研究恩替卡韦(ETV)或拉米夫定(LAM)对乙肝病毒(HBV)共价闭合环状DNA(cccDNA)的降低作用。
本分析纳入了参与随机III期研究ETV - 022的患者,该研究在初治、HBeAg阳性患者中比较ETV与LAM。患者接受ETV(每日0.5 mg)或LAM(每日100 mg)治疗至少52周。如果患者在基线和第48周进行了配对活检,且肝内HBV cccDNA和肝内总HBV DNA测量值可评估,则有资格参与本亚研究。主要目的是比较ETV或LAM治疗第48周时肝内HBV cccDNA和肝内总HBV DNA的变化,这是研究ETV - 022的次要终点。额外的事后分析包括线性回归分析,以评估cccDNA的基线水平和治疗期间变化与其他基线因素[性别、年龄、血清HBV DNA、丙氨酸氨基转移酶(ALT)、Knodell坏死性炎症评分、Ishak纤维化评分、肝内总HBV DNA和HBV基因型],或治疗因素(第48周时血清HBV DNA、ALT、Knodell坏死性炎症评分、Ishak纤维化评分、肝内总HBV DNA的基线变化以及第48周时HBeAg消失情况)之间的关联。
总体而言,ETV - 022研究中的305例患者(ETV组 = 159例;LAM组 = 146例)在基线和第48周进行了配对肝活检,且肝内HBV cccDNA和肝内总HBV DNA测量值可评估,纳入了本分析。
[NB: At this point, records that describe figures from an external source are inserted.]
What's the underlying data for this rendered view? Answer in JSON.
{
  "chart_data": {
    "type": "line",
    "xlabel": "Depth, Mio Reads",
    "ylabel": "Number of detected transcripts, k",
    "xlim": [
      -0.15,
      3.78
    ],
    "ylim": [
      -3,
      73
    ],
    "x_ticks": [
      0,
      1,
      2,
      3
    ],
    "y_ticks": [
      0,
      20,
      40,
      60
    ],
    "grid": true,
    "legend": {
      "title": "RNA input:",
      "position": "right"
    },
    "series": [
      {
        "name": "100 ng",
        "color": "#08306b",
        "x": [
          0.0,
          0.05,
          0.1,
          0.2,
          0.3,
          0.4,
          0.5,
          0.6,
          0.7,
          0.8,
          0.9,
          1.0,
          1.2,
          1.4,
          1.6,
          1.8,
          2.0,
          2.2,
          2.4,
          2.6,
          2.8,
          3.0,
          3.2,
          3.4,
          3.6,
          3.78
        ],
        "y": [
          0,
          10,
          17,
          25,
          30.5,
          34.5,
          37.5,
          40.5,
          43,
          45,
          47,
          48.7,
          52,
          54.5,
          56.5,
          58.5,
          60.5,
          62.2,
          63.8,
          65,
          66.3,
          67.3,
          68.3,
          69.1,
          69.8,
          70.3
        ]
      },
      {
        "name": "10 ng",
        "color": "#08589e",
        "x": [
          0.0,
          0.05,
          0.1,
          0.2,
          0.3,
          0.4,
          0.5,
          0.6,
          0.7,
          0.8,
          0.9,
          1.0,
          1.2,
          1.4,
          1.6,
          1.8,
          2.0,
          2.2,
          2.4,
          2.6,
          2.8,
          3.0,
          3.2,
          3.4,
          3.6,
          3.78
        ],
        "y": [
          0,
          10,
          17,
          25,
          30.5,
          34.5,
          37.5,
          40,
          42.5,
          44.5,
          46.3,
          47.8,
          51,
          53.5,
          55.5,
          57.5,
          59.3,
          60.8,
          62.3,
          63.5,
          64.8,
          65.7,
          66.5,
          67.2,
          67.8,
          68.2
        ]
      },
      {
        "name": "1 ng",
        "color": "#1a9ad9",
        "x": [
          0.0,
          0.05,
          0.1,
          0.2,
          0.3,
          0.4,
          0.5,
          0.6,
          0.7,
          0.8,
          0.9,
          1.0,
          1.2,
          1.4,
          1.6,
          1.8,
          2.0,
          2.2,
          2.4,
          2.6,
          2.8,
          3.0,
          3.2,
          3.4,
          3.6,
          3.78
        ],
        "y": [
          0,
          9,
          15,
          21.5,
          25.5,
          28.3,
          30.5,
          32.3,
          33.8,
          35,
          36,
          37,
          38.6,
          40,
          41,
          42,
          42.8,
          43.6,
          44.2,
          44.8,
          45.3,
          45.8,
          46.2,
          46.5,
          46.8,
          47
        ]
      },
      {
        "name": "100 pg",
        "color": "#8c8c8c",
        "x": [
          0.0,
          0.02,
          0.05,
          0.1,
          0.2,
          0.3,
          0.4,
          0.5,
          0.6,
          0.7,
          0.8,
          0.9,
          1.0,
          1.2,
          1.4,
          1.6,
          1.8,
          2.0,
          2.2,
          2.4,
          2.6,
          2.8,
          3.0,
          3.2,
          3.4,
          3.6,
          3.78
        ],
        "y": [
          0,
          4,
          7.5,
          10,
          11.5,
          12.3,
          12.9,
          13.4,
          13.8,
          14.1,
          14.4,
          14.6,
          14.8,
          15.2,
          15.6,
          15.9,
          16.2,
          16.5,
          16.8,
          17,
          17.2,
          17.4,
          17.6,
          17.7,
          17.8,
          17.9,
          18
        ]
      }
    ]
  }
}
两组基线人口统计学和疾病特征具有可比性。48周后,ETV导致肝内HBV cccDNA的降低幅度显著大于LAM(-0.9 log10拷贝/人类基因组当量(HGEq)对-0.7 log10拷贝/HGEq;P = 0.0033),肝内总DNA水平亦是如此(-2.1 log10拷贝/HGEq对-1.6 log10拷贝/HGEq;P < 0.0001)。第48周时,ETV的病毒学、生化和组织学应答率也高于LAM。基线HBV cccDNA水平与血清HBV DNA和肝内总HBV DNA的基线水平呈正相关,与HBV基因型F呈负相关。HBV cccDNA水平的治疗期间变化与血清HBV DNA和基线ALT的基线水平呈负相关,与血清HBV DNA水平、肝内总HBV DNA水平、ALT的治疗期间变化、Knodell坏死性炎症评分变化和HBeAg消失呈正相关。
48周的ETV治疗导致cccDNA和肝内总HBV DNA的降低幅度大于LAM,但可能需要长期治疗以消除cccDNA。